When the Game Calls

 You gear up and go.

On a 1-2 count, the batter pulled an inside fastball hard but foul down the left field line. The pitcher toes the rubber for the next pitch. He smiles inside at the catcher's sign. He relishes the moment, a beautiful autumn day in Tempe, Arizona. On the mound to close out this game of pool play at the NABA World Series tournament. One pitch away from sealing the win in game 2. All of this adds to the excitement of the next pitch. He'd been looking forward to this exact moment for months. Not the potential win, so much, or even the fact that he was playing baseball on the same fields the Angels start spring training. While those are moments he'll look fondly on in his memory, it's this match up he's been waiting for. 

I officially met Silky, the batter, the night before the game, when we met up so he could get his new 805 Bat. But we'd been talking about this potential faceoff for months. We'd met each other through an online baseball group almost a year before. And got to know each other through chats about baseball. We knew that we'd be playing at this tournament, in the same division, and talked about how awesome it would be to face each other if our teams played. Someone must have been listening because, sure enough, the schedule had my Outlaws facing his Tigers. So the stars aligned in a way that we might get the chance we were hoping for. 

Among adult league ball players, there's a community. I imagine it exists for other sports, as well. Although everyone has a different story, it's held together by a common love for the game. A shared language of balls and strikes, outs and runs. It's what we look forward to during the spring, summer and fall. It creates friendships that may not have existed were it not for this shared interest. And those friendships last because of the bond the game brings.

As the innings went on, we took a comfortable lead. I was playing 3B, had a hit, 3 RBIs and 2 stolen bases through the first 7 innings. I was feeling the energy. In the 8th inning, I got the call to the hill to close out the last 2 innings. I walked the first batter while finding my bearings. The next batter hit into a double play. I struck out the following batter on a bubble curve to end the inning. 

When I stepped back on the rubber for the final inning, I was feeling a high you can't get anywhere else but the baseball field. The first batter stepped in and on one pitch, he grounded out. The next batter battled a bit more, but eventually flew out to shallow center. As the next batter stepped in, I glanced at the on deck circle and saw Silky preparing for a turn. 

I won't say the fastball I threw next was right down the middle on purpose, but it wasn't an accident, if you know what I'm saying. The guy took the hint and hit a grounder through the hole on the right side. While I don't like to give up a hit, this was the opportunity I'd been waiting for. In stepped Silk, a big, muscular guy. A power hitter by trade. 60 and a half feet away I stood, all 5'9" of me. I'd told him in conversations leading up to this face off, I'd give him 1 fastball. If he hit a bomb, I'd tip my cap. If I struck him out, he'd do the same. 
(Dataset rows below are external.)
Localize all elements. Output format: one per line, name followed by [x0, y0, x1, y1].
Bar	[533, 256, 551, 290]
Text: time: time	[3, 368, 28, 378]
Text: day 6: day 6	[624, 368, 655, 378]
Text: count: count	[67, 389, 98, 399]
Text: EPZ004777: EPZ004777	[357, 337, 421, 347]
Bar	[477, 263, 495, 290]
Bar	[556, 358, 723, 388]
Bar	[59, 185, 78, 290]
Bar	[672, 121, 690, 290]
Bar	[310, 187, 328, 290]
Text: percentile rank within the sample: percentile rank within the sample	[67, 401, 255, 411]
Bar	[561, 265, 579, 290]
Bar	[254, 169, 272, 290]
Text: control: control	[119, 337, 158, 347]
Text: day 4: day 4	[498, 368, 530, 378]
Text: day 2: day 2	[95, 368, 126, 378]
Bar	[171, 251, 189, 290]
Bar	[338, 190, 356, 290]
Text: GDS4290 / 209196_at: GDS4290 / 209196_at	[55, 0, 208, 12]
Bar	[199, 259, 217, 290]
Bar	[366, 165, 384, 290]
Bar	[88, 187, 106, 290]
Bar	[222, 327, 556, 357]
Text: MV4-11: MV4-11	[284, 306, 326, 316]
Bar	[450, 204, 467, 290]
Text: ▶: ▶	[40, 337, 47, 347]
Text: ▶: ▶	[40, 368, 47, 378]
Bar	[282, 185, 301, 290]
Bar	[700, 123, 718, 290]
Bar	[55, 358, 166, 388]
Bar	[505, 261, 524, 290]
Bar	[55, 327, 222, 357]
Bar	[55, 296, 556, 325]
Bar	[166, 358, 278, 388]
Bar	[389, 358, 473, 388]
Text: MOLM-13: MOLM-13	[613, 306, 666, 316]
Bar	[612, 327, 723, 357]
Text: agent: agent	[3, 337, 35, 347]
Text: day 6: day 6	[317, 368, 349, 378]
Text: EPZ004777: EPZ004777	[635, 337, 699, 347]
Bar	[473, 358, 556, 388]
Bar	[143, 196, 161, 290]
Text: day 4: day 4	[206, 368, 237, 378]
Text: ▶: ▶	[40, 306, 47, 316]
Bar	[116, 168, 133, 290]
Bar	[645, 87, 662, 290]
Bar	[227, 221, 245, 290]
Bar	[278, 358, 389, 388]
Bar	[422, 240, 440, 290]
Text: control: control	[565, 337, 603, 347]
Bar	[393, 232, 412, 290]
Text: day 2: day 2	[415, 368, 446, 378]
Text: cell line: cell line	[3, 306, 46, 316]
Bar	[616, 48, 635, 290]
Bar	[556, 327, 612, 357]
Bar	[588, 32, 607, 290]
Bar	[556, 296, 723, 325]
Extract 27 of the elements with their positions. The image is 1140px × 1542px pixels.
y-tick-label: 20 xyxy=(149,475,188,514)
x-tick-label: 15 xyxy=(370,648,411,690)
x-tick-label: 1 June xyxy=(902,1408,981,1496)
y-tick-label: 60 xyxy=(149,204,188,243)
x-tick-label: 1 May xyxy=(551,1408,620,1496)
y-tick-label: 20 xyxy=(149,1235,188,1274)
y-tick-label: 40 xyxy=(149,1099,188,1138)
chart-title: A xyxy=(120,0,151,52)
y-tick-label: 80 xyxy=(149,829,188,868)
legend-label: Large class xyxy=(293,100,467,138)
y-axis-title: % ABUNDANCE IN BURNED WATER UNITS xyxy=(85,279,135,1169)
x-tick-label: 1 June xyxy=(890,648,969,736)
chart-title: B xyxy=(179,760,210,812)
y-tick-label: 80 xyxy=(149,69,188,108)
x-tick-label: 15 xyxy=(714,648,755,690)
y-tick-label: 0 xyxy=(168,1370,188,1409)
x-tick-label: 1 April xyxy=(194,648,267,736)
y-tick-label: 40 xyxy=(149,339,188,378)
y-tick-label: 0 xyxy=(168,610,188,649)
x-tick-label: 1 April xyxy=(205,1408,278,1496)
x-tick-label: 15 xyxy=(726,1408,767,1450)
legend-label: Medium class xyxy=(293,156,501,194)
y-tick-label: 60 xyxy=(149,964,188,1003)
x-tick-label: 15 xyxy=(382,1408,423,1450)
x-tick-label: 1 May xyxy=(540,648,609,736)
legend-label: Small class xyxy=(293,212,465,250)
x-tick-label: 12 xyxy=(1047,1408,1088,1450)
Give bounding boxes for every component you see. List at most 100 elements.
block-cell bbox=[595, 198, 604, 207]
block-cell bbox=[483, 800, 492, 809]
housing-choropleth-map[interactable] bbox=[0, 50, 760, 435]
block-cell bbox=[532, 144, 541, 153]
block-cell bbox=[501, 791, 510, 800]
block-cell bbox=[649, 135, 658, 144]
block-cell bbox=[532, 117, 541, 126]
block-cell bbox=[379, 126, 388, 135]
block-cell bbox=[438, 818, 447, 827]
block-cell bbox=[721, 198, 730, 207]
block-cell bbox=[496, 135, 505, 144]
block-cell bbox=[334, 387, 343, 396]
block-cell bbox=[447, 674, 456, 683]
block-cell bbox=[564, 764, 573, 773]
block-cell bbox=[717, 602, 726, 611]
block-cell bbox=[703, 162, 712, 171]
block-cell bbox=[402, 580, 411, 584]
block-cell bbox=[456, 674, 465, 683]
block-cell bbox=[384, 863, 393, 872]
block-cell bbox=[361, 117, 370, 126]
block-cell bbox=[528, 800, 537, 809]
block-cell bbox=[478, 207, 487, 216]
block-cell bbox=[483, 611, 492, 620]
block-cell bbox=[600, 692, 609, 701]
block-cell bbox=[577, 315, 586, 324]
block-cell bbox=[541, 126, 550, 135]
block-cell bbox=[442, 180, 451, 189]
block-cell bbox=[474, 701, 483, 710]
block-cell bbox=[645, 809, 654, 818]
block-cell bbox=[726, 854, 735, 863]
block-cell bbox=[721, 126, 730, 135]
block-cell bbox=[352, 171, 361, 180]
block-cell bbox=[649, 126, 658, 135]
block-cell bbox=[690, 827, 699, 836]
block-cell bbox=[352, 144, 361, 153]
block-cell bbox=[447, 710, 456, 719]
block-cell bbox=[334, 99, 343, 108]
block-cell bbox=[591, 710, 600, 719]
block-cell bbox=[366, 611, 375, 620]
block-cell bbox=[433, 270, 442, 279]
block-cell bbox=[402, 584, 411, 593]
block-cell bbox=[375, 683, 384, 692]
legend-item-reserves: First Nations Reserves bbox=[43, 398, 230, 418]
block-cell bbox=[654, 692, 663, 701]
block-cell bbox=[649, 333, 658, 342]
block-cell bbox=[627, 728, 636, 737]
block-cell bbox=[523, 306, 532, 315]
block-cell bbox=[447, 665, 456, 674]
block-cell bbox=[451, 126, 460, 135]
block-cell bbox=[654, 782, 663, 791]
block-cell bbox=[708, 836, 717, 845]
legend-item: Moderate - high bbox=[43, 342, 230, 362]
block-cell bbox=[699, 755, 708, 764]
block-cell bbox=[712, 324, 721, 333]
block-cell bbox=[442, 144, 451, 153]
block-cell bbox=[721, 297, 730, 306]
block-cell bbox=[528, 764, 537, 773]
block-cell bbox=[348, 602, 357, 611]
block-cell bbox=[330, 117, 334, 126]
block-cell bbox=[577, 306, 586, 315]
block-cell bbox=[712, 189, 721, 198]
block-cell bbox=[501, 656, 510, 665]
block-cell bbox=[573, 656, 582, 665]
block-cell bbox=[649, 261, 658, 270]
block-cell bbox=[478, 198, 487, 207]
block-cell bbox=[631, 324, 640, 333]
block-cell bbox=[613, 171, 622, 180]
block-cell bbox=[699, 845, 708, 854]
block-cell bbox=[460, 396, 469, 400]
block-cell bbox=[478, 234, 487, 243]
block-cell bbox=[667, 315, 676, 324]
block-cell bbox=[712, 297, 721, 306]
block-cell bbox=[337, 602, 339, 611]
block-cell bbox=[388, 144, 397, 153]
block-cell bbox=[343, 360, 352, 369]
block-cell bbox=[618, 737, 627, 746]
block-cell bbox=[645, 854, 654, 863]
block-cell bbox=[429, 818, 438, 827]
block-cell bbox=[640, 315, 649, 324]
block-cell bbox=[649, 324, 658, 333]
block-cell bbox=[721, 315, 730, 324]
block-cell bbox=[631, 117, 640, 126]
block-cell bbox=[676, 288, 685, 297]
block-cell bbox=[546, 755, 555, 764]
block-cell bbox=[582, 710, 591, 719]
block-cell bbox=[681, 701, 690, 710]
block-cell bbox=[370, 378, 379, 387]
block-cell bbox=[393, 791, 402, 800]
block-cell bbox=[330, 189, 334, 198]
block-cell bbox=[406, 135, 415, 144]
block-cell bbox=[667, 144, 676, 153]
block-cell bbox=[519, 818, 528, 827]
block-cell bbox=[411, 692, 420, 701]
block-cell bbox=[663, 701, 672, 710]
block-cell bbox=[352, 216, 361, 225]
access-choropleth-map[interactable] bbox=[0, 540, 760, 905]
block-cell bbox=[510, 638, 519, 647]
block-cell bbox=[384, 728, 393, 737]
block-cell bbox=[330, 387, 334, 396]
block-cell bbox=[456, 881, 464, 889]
Hard thrower is a description that's never been ascribed to me. I'm a junk baller all the way. I live on the mound with a slider, 3 curves and 2 fastballs, none of which go straight. I'd promised him 1 fastball. I threw him 4 in a row. I don't think he was ready for them to be 60mph cutters though. On the 4th one he fouled it off hard and I hoped my catcher was on the same wave length with me. 

I looked in for the sign and sure enough I got what I wanted. I came to the set position. Took a breath and knew this was it. I went into my slide step, arm cooked and hurled. The slider started over the middle of the plate and by the time Silky's bat was swinging a foot over it, it was ankle high and 6 inches outside, going into the catcher's glove to end the game. 

Silky, indeed, tipped his batting helmet. 

That was the highlight of the tournament for me, even though we had 3 more games to play. I rode that high for three weeks.

Three weeks later, Silky and I were on the same side of the field, playing together for the Oklahoma Baseball Team at the MSBL World Series. 

It's the love of baseball that makes these moments possible and for that I'm always grateful.